Health science libraries and librarians – rewrite the expectations!

Health science libraries and librarians – rewrite the expectations!

Should the library be closed? This was a question I found in the main library file, when I joined the  Hinduja Hospital as Librarian in March 1992. That was nearly three decades ago. The reason stated was – the library was not being utilized enough. Having just joined, the question seemed scary to me. How long would my job last – I thought to myself?

It turned out that I stayed in the job for 3.5 years. By that time I had turned the library into a bee hive of activity, usage and more. And it is gratifying to remember that many were sorry that I had resigned.

The same question seems to be threatening to loom up in many libraries now. In the current times, the statement that follows is –  “With Google, why do we need libraries”!

Librarians respond by fighting to retain their libraries. My thoughts – yes – librarians must fight – not just to retain their jobs but to elevate their job descriptions! The need for a physical collection maybe a choice. The need for a physical library maybe a choice.
The need for information is never a choice.

And for an institution – it still makes huge sense to have a librarian to handle information resources and manage them.

Information drowns us today. I am going to categorize information and knowledge resources as two kinds, – those available free and those that are not. Google results give us both kinds. If a resource is not free – then we face a – “So near and yet so far” – situation. An institution either needs to pay for subscription based access  (for a database) or to purchase a specific resource (an article from a database).

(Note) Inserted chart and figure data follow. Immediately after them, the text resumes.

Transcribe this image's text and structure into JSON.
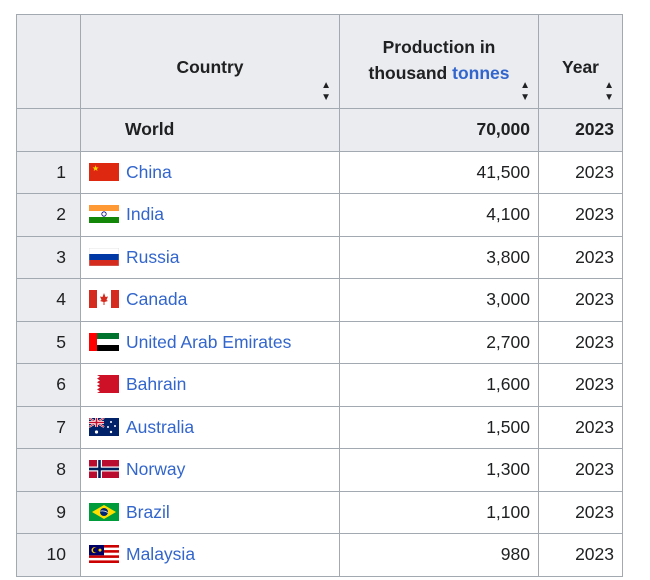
{
  "table": {
    "headers": {
      "country": "Country",
      "production_prefix": "Production in",
      "production_line2": "thousand",
      "production_link": "tonnes",
      "year": "Year"
    },
    "world": {
      "label": "World",
      "production": "70,000",
      "year": "2023"
    },
    "rows": [
      {
        "rank": "1",
        "country": "China",
        "flag": "china-flag",
        "production": "41,500",
        "year": "2023"
      },
      {
        "rank": "2",
        "country": "India",
        "flag": "india-flag",
        "production": "4,100",
        "year": "2023"
      },
      {
        "rank": "3",
        "country": "Russia",
        "flag": "russia-flag",
        "production": "3,800",
        "year": "2023"
      },
      {
        "rank": "4",
        "country": "Canada",
        "flag": "canada-flag",
        "production": "3,000",
        "year": "2023"
      },
      {
        "rank": "5",
        "country": "United Arab Emirates",
        "flag": "uae-flag",
        "production": "2,700",
        "year": "2023"
      },
      {
        "rank": "6",
        "country": "Bahrain",
        "flag": "bahrain-flag",
        "production": "1,600",
        "year": "2023"
      },
      {
        "rank": "7",
        "country": "Australia",
        "flag": "australia-flag",
        "production": "1,500",
        "year": "2023"
      },
      {
        "rank": "8",
        "country": "Norway",
        "flag": "norway-flag",
        "production": "1,300",
        "year": "2023"
      },
      {
        "rank": "9",
        "country": "Brazil",
        "flag": "brazil-flag",
        "production": "1,100",
        "year": "2023"
      },
      {
        "rank": "10",
        "country": "Malaysia",
        "flag": "malaysia-flag",
        "production": "980",
        "year": "2023"
      }
    ]
  },
  "colors": {
    "link": "#3366cc",
    "header_bg": "#eaecf0",
    "border": "#a2a9b1"
  }
}
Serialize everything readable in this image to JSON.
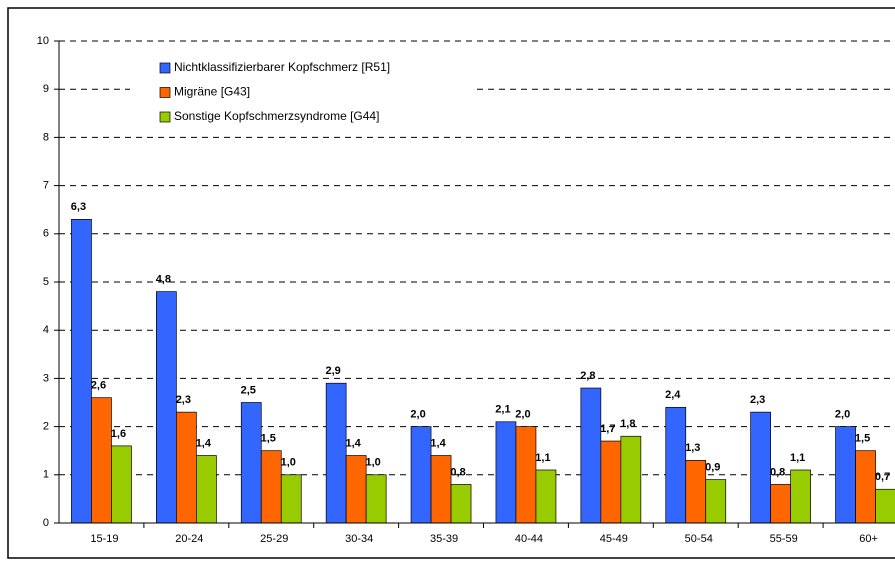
{
  "chart_data": {
    "type": "bar",
    "categories": [
      "15-19",
      "20-24",
      "25-29",
      "30-34",
      "35-39",
      "40-44",
      "45-49",
      "50-54",
      "55-59",
      "60+"
    ],
    "series": [
      {
        "name": "Nichtklassifizierbarer Kopfschmerz [R51]",
        "color": "#3366ff",
        "values": [
          6.3,
          4.8,
          2.5,
          2.9,
          2.0,
          2.1,
          2.8,
          2.4,
          2.3,
          2.0
        ],
        "value_labels": [
          "6,3",
          "4,8",
          "2,5",
          "2,9",
          "2,0",
          "2,1",
          "2,8",
          "2,4",
          "2,3",
          "2,0"
        ]
      },
      {
        "name": "Migräne [G43]",
        "color": "#ff6600",
        "values": [
          2.6,
          2.3,
          1.5,
          1.4,
          1.4,
          2.0,
          1.7,
          1.3,
          0.8,
          1.5
        ],
        "value_labels": [
          "2,6",
          "2,3",
          "1,5",
          "1,4",
          "1,4",
          "2,0",
          "1,7",
          "1,3",
          "0,8",
          "1,5"
        ]
      },
      {
        "name": "Sonstige Kopfschmerzsyndrome [G44]",
        "color": "#99cc00",
        "values": [
          1.6,
          1.4,
          1.0,
          1.0,
          0.8,
          1.1,
          1.8,
          0.9,
          1.1,
          0.7
        ],
        "value_labels": [
          "1,6",
          "1,4",
          "1,0",
          "1,0",
          "0,8",
          "1,1",
          "1,8",
          "0,9",
          "1,1",
          "0,7"
        ]
      }
    ],
    "ylim": [
      0,
      10
    ],
    "yticks": [
      0,
      1,
      2,
      3,
      4,
      5,
      6,
      7,
      8,
      9,
      10
    ],
    "grid": true,
    "legend": "top-left"
  }
}
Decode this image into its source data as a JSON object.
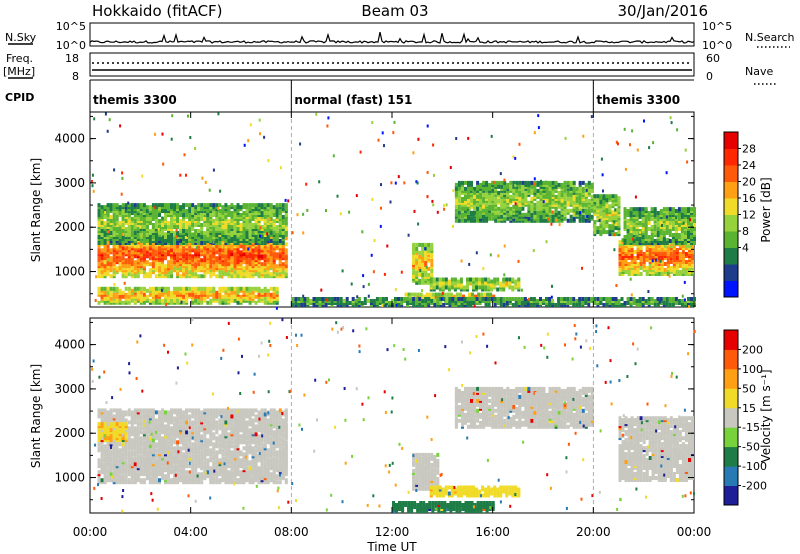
{
  "header": {
    "station": "Hokkaido (fitACF)",
    "beam": "Beam 03",
    "date": "30/Jan/2016"
  },
  "top_panels": {
    "nsky_label": "N.Sky",
    "nsky_ticks": [
      "10^5",
      "10^0"
    ],
    "nsearch_label": "N.Search",
    "nsearch_ticks": [
      "10^5",
      "10^0"
    ],
    "freq_label_1": "Freq.",
    "freq_label_2": "[MHz]",
    "freq_ticks": [
      "18",
      "8"
    ],
    "nave_label": "Nave",
    "nave_ticks": [
      "60",
      "0"
    ],
    "cpid_label": "CPID"
  },
  "cpid_segments": [
    {
      "label": "themis 3300",
      "start_h": 0,
      "end_h": 8
    },
    {
      "label": "normal (fast) 151",
      "start_h": 8,
      "end_h": 20
    },
    {
      "label": "themis 3300",
      "start_h": 20,
      "end_h": 24
    }
  ],
  "chart_data": [
    {
      "type": "heatmap",
      "panel": "power",
      "ylabel": "Slant Range [km]",
      "yticks": [
        "4000",
        "3000",
        "2000",
        "1000"
      ],
      "ylim": [
        200,
        4600
      ],
      "xlim": [
        0,
        24
      ],
      "colorbar_label": "Power [dB]",
      "colorbar_ticks": [
        "28",
        "24",
        "20",
        "16",
        "12",
        "8",
        "4"
      ],
      "colorbar_colors": [
        "#0014ff",
        "#1e3c8c",
        "#1e7d46",
        "#5ab432",
        "#96d23c",
        "#f0dc28",
        "#ffa014",
        "#ff5a0a",
        "#ff2800",
        "#e60000"
      ],
      "blobs": [
        {
          "x0": 0.3,
          "x1": 7.8,
          "y0": 850,
          "y1": 1800,
          "v": 0.85
        },
        {
          "x0": 0.3,
          "x1": 7.8,
          "y0": 1600,
          "y1": 2500,
          "v": 0.45
        },
        {
          "x0": 0.3,
          "x1": 7.5,
          "y0": 250,
          "y1": 600,
          "v": 0.7
        },
        {
          "x0": 12.8,
          "x1": 13.6,
          "y0": 700,
          "y1": 1600,
          "v": 0.65
        },
        {
          "x0": 13.5,
          "x1": 17.0,
          "y0": 550,
          "y1": 800,
          "v": 0.55
        },
        {
          "x0": 12.5,
          "x1": 16.0,
          "y0": 300,
          "y1": 450,
          "v": 0.7
        },
        {
          "x0": 14.5,
          "x1": 20.0,
          "y0": 2100,
          "y1": 3000,
          "v": 0.45
        },
        {
          "x0": 20.0,
          "x1": 21.0,
          "y0": 1800,
          "y1": 2700,
          "v": 0.5
        },
        {
          "x0": 21.0,
          "x1": 24.0,
          "y0": 900,
          "y1": 1700,
          "v": 0.8
        },
        {
          "x0": 21.2,
          "x1": 24.0,
          "y0": 1600,
          "y1": 2400,
          "v": 0.45
        },
        {
          "x0": 8.0,
          "x1": 24.0,
          "y0": 200,
          "y1": 350,
          "v": 0.35
        }
      ]
    },
    {
      "type": "heatmap",
      "panel": "velocity",
      "ylabel": "Slant Range [km]",
      "yticks": [
        "4000",
        "3000",
        "2000",
        "1000"
      ],
      "ylim": [
        200,
        4600
      ],
      "xlim": [
        0,
        24
      ],
      "xticks": [
        "00:00",
        "04:00",
        "08:00",
        "12:00",
        "16:00",
        "20:00",
        "00:00"
      ],
      "xlabel": "Time UT",
      "colorbar_label": "Velocity [m s⁻¹]",
      "colorbar_ticks": [
        "200",
        "100",
        "50",
        "15",
        "-15",
        "-50",
        "-100",
        "-200"
      ],
      "colorbar_colors": [
        "#1e1e96",
        "#287ab4",
        "#1e7d46",
        "#78d23c",
        "#c8c8c0",
        "#f0dc28",
        "#ffa014",
        "#ff5a0a",
        "#e60000"
      ],
      "blobs": [
        {
          "x0": 0.3,
          "x1": 7.8,
          "y0": 850,
          "y1": 2500,
          "v": 0.0
        },
        {
          "x0": 12.8,
          "x1": 13.8,
          "y0": 700,
          "y1": 1500,
          "v": 0.0
        },
        {
          "x0": 13.5,
          "x1": 17.0,
          "y0": 550,
          "y1": 750,
          "v": 0.3
        },
        {
          "x0": 12.0,
          "x1": 16.0,
          "y0": 200,
          "y1": 400,
          "v": -0.5
        },
        {
          "x0": 14.5,
          "x1": 20.0,
          "y0": 2100,
          "y1": 3000,
          "v": 0.0
        },
        {
          "x0": 21.0,
          "x1": 24.0,
          "y0": 900,
          "y1": 2300,
          "v": 0.0
        },
        {
          "x0": 0.3,
          "x1": 1.5,
          "y0": 1800,
          "y1": 2200,
          "v": 0.35
        }
      ]
    }
  ]
}
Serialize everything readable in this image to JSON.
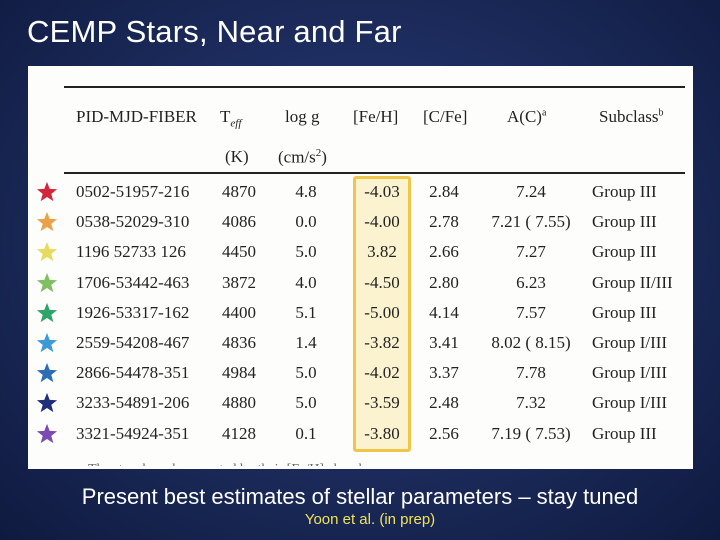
{
  "title": "CEMP Stars, Near and Far",
  "table": {
    "headers": {
      "pid": "PID-MJD-FIBER",
      "teff": "T",
      "teff_sub": "eff",
      "teff_unit": "(K)",
      "logg": "log g",
      "logg_unit": "(cm/s",
      "logg_unit_sup": "2",
      "logg_unit_close": ")",
      "feh": "[Fe/H]",
      "cfe": "[C/Fe]",
      "ac": "A(C)",
      "ac_sup": "a",
      "subclass": "Subclass",
      "subclass_sup": "b"
    },
    "rows": [
      {
        "pid": "0502-51957-216",
        "teff": "4870",
        "logg": "4.8",
        "feh": "-4.03",
        "cfe": "2.84",
        "ac": "7.24",
        "subclass": "Group III",
        "star_color": "#d4253a"
      },
      {
        "pid": "0538-52029-310",
        "teff": "4086",
        "logg": "0.0",
        "feh": "-4.00",
        "cfe": "2.78",
        "ac": "7.21 ( 7.55)",
        "subclass": "Group III",
        "star_color": "#eba148"
      },
      {
        "pid": "1196 52733 126",
        "teff": "4450",
        "logg": "5.0",
        "feh": "3.82",
        "cfe": "2.66",
        "ac": "7.27",
        "subclass": "Group III",
        "star_color": "#e6db5e"
      },
      {
        "pid": "1706-53442-463",
        "teff": "3872",
        "logg": "4.0",
        "feh": "-4.50",
        "cfe": "2.80",
        "ac": "6.23",
        "subclass": "Group II/III",
        "star_color": "#7fbf60"
      },
      {
        "pid": "1926-53317-162",
        "teff": "4400",
        "logg": "5.1",
        "feh": "-5.00",
        "cfe": "4.14",
        "ac": "7.57",
        "subclass": "Group III",
        "star_color": "#2ea36a"
      },
      {
        "pid": "2559-54208-467",
        "teff": "4836",
        "logg": "1.4",
        "feh": "-3.82",
        "cfe": "3.41",
        "ac": "8.02 ( 8.15)",
        "subclass": "Group I/III",
        "star_color": "#3d9ad6"
      },
      {
        "pid": "2866-54478-351",
        "teff": "4984",
        "logg": "5.0",
        "feh": "-4.02",
        "cfe": "3.37",
        "ac": "7.78",
        "subclass": "Group I/III",
        "star_color": "#2c6db5"
      },
      {
        "pid": "3233-54891-206",
        "teff": "4880",
        "logg": "5.0",
        "feh": "-3.59",
        "cfe": "2.48",
        "ac": "7.32",
        "subclass": "Group I/III",
        "star_color": "#1f2f7a"
      },
      {
        "pid": "3321-54924-351",
        "teff": "4128",
        "logg": "0.1",
        "feh": "-3.80",
        "cfe": "2.56",
        "ac": "7.19 ( 7.53)",
        "subclass": "Group III",
        "star_color": "#7a4bb3"
      }
    ],
    "feh_highlight_color": "#f0c648"
  },
  "caption": "Present best estimates of stellar parameters – stay tuned",
  "credit": "Yoon et al. (in prep)"
}
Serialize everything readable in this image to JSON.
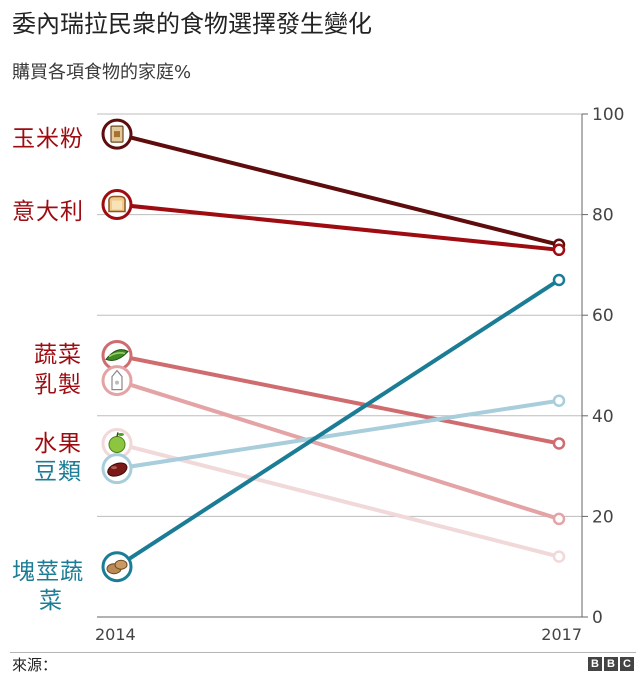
{
  "title": "委內瑞拉民衆的食物選擇發生變化",
  "subtitle": "購買各項食物的家庭%",
  "source": "來源：",
  "logo": [
    "B",
    "B",
    "C"
  ],
  "chart_data": {
    "type": "line",
    "x": [
      "2014",
      "2017"
    ],
    "ylim": [
      0,
      100
    ],
    "yticks": [
      0,
      20,
      40,
      60,
      80,
      100
    ],
    "grid": true,
    "series": [
      {
        "name": "玉米粉",
        "values": [
          96,
          74
        ],
        "color": "#5e0c0c",
        "icon": "cornmeal-bag-icon"
      },
      {
        "name": "意大利",
        "values": [
          82,
          73
        ],
        "color": "#9e0b10",
        "icon": "bread-slice-icon"
      },
      {
        "name": "蔬菜",
        "values": [
          52,
          34.5
        ],
        "color": "#cf6c6f",
        "icon": "pea-pod-icon"
      },
      {
        "name": "乳製",
        "values": [
          47,
          19.5
        ],
        "color": "#e4a3a5",
        "icon": "milk-carton-icon"
      },
      {
        "name": "水果",
        "values": [
          34.5,
          12
        ],
        "color": "#f1d8d9",
        "icon": "apple-icon"
      },
      {
        "name": "豆類",
        "values": [
          29.5,
          43
        ],
        "color": "#a8cddb",
        "icon": "bean-icon"
      },
      {
        "name": "塊莖蔬菜",
        "values": [
          10,
          67
        ],
        "color": "#1b7d95",
        "icon": "potato-icon"
      }
    ],
    "labels": [
      {
        "lines": [
          "玉米粉"
        ],
        "color": "#9e0b10"
      },
      {
        "lines": [
          "意大利"
        ],
        "color": "#9e0b10"
      },
      {
        "lines": [
          "蔬菜",
          "乳製"
        ],
        "color": "#9e0b10"
      },
      {
        "lines": [
          "水果"
        ],
        "color": "#9e0b10"
      },
      {
        "lines": [
          "豆類"
        ],
        "color": "#1b7d95"
      },
      {
        "lines": [
          "塊莖蔬",
          "菜"
        ],
        "color": "#1b7d95"
      }
    ]
  }
}
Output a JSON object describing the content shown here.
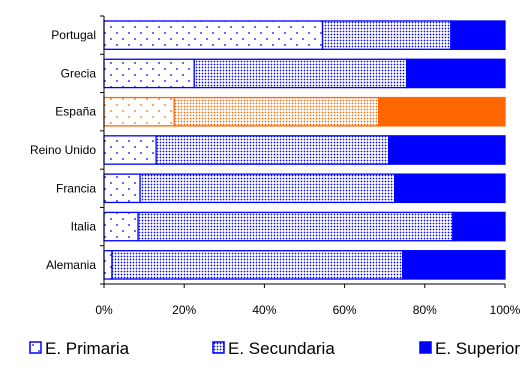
{
  "chart_data": {
    "type": "bar",
    "orientation": "horizontal",
    "stacked": true,
    "categories": [
      "Portugal",
      "Grecia",
      "España",
      "Reino Unido",
      "Francia",
      "Italia",
      "Alemania"
    ],
    "series": [
      {
        "name": "E. Primaria",
        "values": [
          54.5,
          22.5,
          17.5,
          13,
          9,
          8.5,
          2
        ],
        "pattern": "sparse-dots"
      },
      {
        "name": "E. Secundaria",
        "values": [
          32,
          53,
          51,
          58,
          63.5,
          78.5,
          72.5
        ],
        "pattern": "dense-dots"
      },
      {
        "name": "E. Superior",
        "values": [
          13.5,
          24.5,
          31.5,
          29,
          27.5,
          13,
          25.5
        ],
        "pattern": "solid"
      }
    ],
    "highlight_category": "España",
    "colors": {
      "main": "#0000ff",
      "highlight": "#ff6600"
    },
    "x_ticks": [
      "0%",
      "20%",
      "40%",
      "60%",
      "80%",
      "100%"
    ],
    "xlim": [
      0,
      100
    ],
    "legend_position": "bottom",
    "grid": false
  }
}
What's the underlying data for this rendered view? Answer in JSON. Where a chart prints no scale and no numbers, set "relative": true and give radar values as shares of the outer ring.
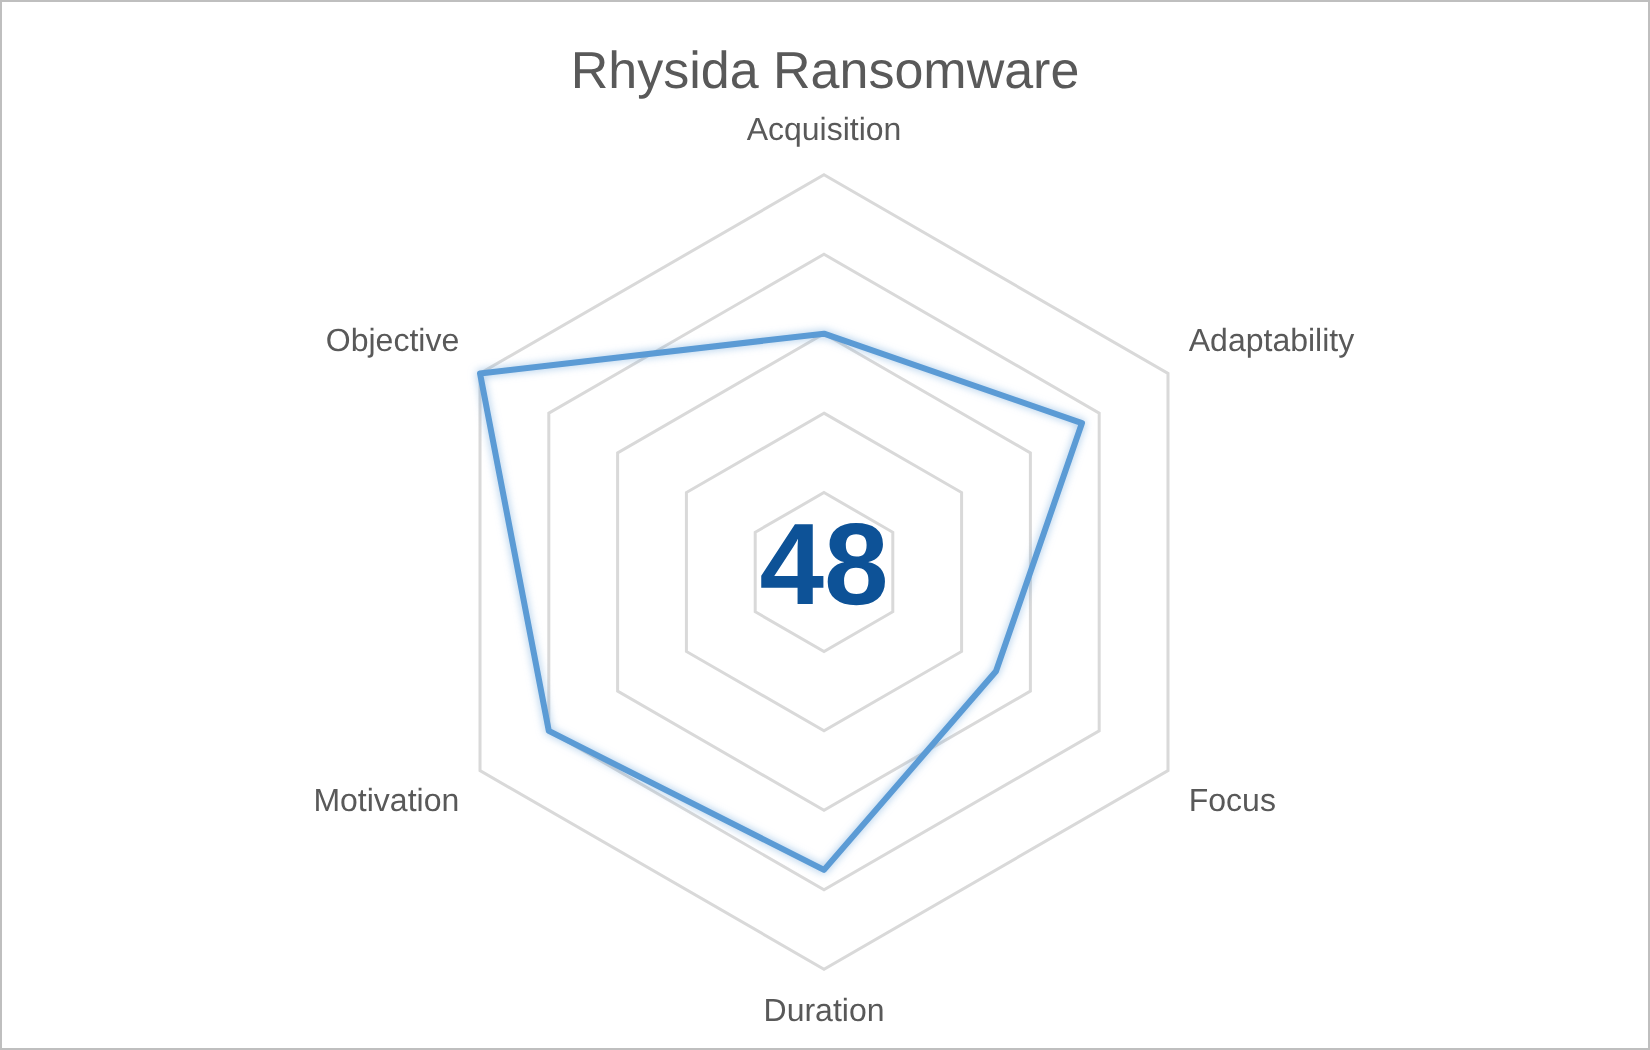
{
  "chart_data": {
    "type": "radar",
    "title": "Rhysida Ransomware",
    "categories": [
      "Acquisition",
      "Adaptability",
      "Focus",
      "Duration",
      "Motivation",
      "Objective"
    ],
    "relative": true,
    "series": [
      {
        "color": "#5b9bd5",
        "values": [
          0.6,
          0.75,
          0.5,
          0.75,
          0.8,
          1.0
        ]
      }
    ],
    "annotations": [
      "48"
    ],
    "grid": true,
    "legend": false,
    "marker": "none",
    "line_style": "solid"
  }
}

Then, (to the best of my knowledge) – Google does not search several structured databases. These again may be free (like PubMed) or may be paid for (EMBASE, CINAHL and more).

Somebody has to manage the needs assessment, planning and subscriptions to all these resources. Someone has to monitor the usage (not just the number of clicks and downloads) and the returns on investment in these resources.

And most importantly someone has to train people to use these resources right (the vendors may do a one time demo and go, and while some do a great job, some just show the features). 

If an institution decides not to have a physical collection – there is nothing wrong with that. It is a choice. But having an electronic collection / access without a good librarian is like having an MRI machine with no trained Radiologists and technicians.

Going ahead:

  • Health professionals need to urge the National Medical Commission to come up with job descriptions for librarians who are “informationists”.
  • Job descriptions with “higher needs” means a relook at librarians’ salaries and initially additional training. This will take some time. But sustained steps can achieve sustained results.
  • Existing librarians must be open to training themselves and learning more. The health professions must work with Departments of Library Science in the Universities to plan for training students for health science librarianship.
  • We need professionalism in handling information and knowledge

This is the first of my posts on the need for high quality librarians in every medical / health sciences institution in the years to come. I hope to do a series on this.